US Congress passes bank deregulation bill

The Economic Growth, Regulatory Relief, and Consumer Protection Act passed in the US House of Representatives 258 – 159.

The legislation contains several provisions, among the most noteworthy:

  • Permits banks with between $50-$250 billion in assets to run with less regulatory oversight from the Financial Stability Oversight Council (FSOC).
  • Exempts banks with less than $10 billion in assets from some rules entirely, most notably the so-called Volcker Rule which bans banks from making some forms of speculative trades.
  • Requires the Federal Reserve to take size of banks into account when crafting regulations, rather than “one size fits all” regulations as critics contend the Fed has been doing for the past decade.
  • A loophole allowing huge foreign banks to avoid regulations by tallying their US assets in ways that keep them under that $250 billion threshold.

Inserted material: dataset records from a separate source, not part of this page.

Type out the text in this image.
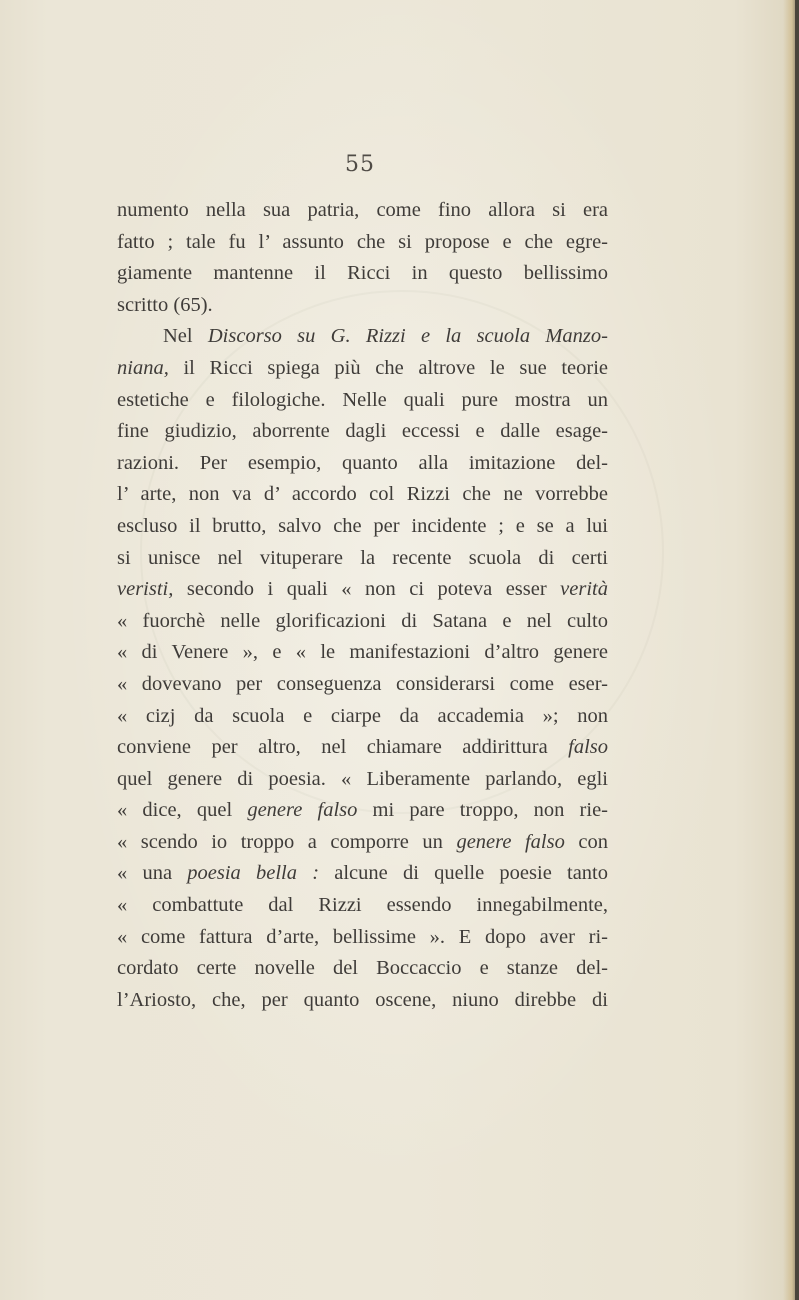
55
numento nella sua patria, come fino allora si era
fatto ; tale fu l’ assunto che si propose e che egre-
giamente mantenne il Ricci in questo bellissimo
scritto (65).
Nel Discorso su G. Rizzi e la scuola Manzo-
niana, il Ricci spiega più che altrove le sue teorie
estetiche e filologiche. Nelle quali pure mostra un
fine giudizio, aborrente dagli eccessi e dalle esage-
razioni. Per esempio, quanto alla imitazione del-
l’ arte, non va d’ accordo col Rizzi che ne vorrebbe
escluso il brutto, salvo che per incidente ; e se a lui
si unisce nel vituperare la recente scuola di certi
veristi, secondo i quali « non ci poteva esser verità
« fuorchè nelle glorificazioni di Satana e nel culto
« di Venere », e « le manifestazioni d’altro genere
« dovevano per conseguenza considerarsi come eser-
« cizj da scuola e ciarpe da accademia »; non
conviene per altro, nel chiamare addirittura falso
quel genere di poesia. « Liberamente parlando, egli
« dice, quel genere falso mi pare troppo, non rie-
« scendo io troppo a comporre un genere falso con
« una poesia bella : alcune di quelle poesie tanto
« combattute dal Rizzi essendo innegabilmente,
« come fattura d’arte, bellissime ». E dopo aver ri-
cordato certe novelle del Boccaccio e stanze del-
l’Ariosto, che, per quanto oscene, niuno direbbe di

An amendment offered by Democrats to close the loophole was rejected.

The Investment Company Institute released a statement on the bill’s passage: “We applaud this bipartisan action to make commonsense reforms that will allow financial institutions to better serve their customers. This legislation will help avoid requiring ill-suited, bank-like stress tests of mutual funds, streamline the offering of closed-end funds, and ensure that protections under the Investment Company Act of 1940 extend to investors in US territories such as Puerto Rico.”